本当はこの前の2巻で物語は完結していたのですが、『獣の奏者 Ⅲ探求編』からはその後のエリンが描かれています。愛する人と結婚し、愛する息子がと三人の家族が描かれています。

ある村で起きた闘蛇の大量死の原因究明を命ぜられ、主人公エリンはその謎を説こうと努力します。第2巻までの物語で謎のまま終わっている出来事が解き明かされて行くのを描いている点で、この第3巻以降の物語へ続いて行くのは必然だったのかも知れないと思いました。少なくとも終わった物語の続きを無理矢理書いている感じはありません。

ストーリーに触れないようにこの物語の感想を書くことは、難しいと思います。でも、敢えてそういうふうにこの記事は書いておきたいと思います。読む前に知ってしまうと、この物語の面白さを損なってしまうかも知れません。でも、読み終えてすぐにもう一度読みたいと思ったのですから、ストーリーを知っていても、十分に面白い物語なのかも知れません。

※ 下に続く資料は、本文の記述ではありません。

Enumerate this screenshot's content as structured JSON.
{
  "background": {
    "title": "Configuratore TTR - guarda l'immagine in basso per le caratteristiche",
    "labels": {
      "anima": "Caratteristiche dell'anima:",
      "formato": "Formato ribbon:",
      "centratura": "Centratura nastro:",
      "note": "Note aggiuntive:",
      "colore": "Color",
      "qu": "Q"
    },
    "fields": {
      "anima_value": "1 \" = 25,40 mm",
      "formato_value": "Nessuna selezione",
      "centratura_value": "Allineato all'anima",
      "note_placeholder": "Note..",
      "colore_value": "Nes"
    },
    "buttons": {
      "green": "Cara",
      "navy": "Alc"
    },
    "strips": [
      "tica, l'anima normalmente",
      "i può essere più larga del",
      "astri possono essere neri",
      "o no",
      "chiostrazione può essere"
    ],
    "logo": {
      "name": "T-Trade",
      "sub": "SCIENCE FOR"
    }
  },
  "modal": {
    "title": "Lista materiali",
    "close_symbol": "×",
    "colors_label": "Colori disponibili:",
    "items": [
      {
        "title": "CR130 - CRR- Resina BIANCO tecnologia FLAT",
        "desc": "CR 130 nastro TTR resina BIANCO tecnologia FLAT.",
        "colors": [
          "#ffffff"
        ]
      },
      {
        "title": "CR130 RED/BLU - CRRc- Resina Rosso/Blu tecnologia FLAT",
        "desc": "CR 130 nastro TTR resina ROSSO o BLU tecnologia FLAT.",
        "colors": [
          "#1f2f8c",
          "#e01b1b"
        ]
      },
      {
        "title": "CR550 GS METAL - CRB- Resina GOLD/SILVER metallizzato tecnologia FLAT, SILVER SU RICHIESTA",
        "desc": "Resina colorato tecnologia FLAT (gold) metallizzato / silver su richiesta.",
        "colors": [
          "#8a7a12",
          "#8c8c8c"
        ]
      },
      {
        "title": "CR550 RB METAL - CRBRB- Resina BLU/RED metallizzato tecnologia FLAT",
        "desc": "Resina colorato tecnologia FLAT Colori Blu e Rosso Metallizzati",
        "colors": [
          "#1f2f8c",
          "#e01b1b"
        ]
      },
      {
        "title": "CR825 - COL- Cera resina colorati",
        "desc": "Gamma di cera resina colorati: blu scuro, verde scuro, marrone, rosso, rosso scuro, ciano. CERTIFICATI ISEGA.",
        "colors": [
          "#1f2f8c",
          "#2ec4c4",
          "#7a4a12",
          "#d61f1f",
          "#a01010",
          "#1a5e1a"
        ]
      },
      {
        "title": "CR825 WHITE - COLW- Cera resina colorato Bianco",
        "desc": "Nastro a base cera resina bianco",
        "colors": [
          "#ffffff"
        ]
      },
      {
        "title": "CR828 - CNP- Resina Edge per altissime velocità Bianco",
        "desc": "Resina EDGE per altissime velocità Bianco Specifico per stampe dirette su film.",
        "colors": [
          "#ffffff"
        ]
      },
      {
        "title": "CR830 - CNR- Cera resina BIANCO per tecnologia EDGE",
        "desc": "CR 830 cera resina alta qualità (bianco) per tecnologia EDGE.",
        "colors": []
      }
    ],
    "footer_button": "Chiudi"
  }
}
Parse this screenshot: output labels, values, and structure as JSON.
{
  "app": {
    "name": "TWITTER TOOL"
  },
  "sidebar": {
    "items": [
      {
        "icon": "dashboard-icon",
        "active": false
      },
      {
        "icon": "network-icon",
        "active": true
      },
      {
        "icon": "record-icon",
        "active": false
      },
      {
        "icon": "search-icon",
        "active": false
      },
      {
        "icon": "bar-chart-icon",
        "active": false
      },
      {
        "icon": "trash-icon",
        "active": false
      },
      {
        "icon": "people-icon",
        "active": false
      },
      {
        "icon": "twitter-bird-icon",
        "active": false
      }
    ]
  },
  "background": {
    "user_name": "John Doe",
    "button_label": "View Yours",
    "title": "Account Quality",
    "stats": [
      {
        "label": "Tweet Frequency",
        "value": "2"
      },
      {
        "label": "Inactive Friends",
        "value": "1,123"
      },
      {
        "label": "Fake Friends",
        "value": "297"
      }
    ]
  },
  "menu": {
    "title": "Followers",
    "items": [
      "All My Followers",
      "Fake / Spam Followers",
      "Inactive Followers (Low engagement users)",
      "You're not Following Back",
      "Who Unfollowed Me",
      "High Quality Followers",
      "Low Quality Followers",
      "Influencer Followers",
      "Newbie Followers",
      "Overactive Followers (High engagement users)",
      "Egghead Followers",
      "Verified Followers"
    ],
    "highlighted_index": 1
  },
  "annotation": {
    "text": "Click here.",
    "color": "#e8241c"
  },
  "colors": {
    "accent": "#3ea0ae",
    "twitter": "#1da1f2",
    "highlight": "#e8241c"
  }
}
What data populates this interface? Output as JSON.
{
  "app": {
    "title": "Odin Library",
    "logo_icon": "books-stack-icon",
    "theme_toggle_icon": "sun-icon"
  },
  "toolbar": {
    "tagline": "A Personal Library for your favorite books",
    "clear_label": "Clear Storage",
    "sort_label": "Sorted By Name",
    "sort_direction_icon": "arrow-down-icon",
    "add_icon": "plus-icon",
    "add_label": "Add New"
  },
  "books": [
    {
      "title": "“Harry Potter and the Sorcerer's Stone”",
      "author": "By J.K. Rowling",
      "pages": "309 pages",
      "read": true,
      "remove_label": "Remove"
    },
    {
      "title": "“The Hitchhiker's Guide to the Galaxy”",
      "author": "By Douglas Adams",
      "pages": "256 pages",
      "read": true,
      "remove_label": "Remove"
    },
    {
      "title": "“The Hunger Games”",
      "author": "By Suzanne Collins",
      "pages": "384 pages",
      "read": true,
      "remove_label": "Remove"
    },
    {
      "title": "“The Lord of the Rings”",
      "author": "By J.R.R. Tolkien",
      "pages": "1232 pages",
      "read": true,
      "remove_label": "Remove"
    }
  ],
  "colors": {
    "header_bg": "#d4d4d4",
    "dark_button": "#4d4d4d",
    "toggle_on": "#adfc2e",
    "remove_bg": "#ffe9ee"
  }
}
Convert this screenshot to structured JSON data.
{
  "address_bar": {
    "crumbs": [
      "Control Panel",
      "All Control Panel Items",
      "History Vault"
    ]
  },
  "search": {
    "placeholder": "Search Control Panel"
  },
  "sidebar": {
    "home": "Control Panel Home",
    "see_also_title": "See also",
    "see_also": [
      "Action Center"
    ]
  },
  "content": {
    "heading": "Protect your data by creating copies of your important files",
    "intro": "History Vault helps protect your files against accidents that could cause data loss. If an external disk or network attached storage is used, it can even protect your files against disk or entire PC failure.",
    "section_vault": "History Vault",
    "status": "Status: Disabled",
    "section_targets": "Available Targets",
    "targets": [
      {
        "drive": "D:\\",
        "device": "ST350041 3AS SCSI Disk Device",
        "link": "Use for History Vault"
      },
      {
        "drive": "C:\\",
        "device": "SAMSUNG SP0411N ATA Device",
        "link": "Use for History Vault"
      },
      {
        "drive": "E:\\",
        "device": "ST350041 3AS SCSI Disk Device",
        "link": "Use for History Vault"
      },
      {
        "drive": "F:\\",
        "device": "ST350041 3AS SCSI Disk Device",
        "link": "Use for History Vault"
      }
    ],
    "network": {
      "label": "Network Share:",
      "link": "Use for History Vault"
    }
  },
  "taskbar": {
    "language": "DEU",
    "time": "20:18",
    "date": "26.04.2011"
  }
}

獣は人類と同じ生き物であって、人類を含めた生き物の一生というものが描かれている気がします。特に王獣についてはそんな気がします。闘蛇は人類とはかなり遠い存在のような気がします。

この物語は終盤に向かって行くに従って、終わってほしくないと思い始めます。ラストの意外性は多分感じないのではないかなと思います。それは生き物が持つ宿命と言えるのかも知れません。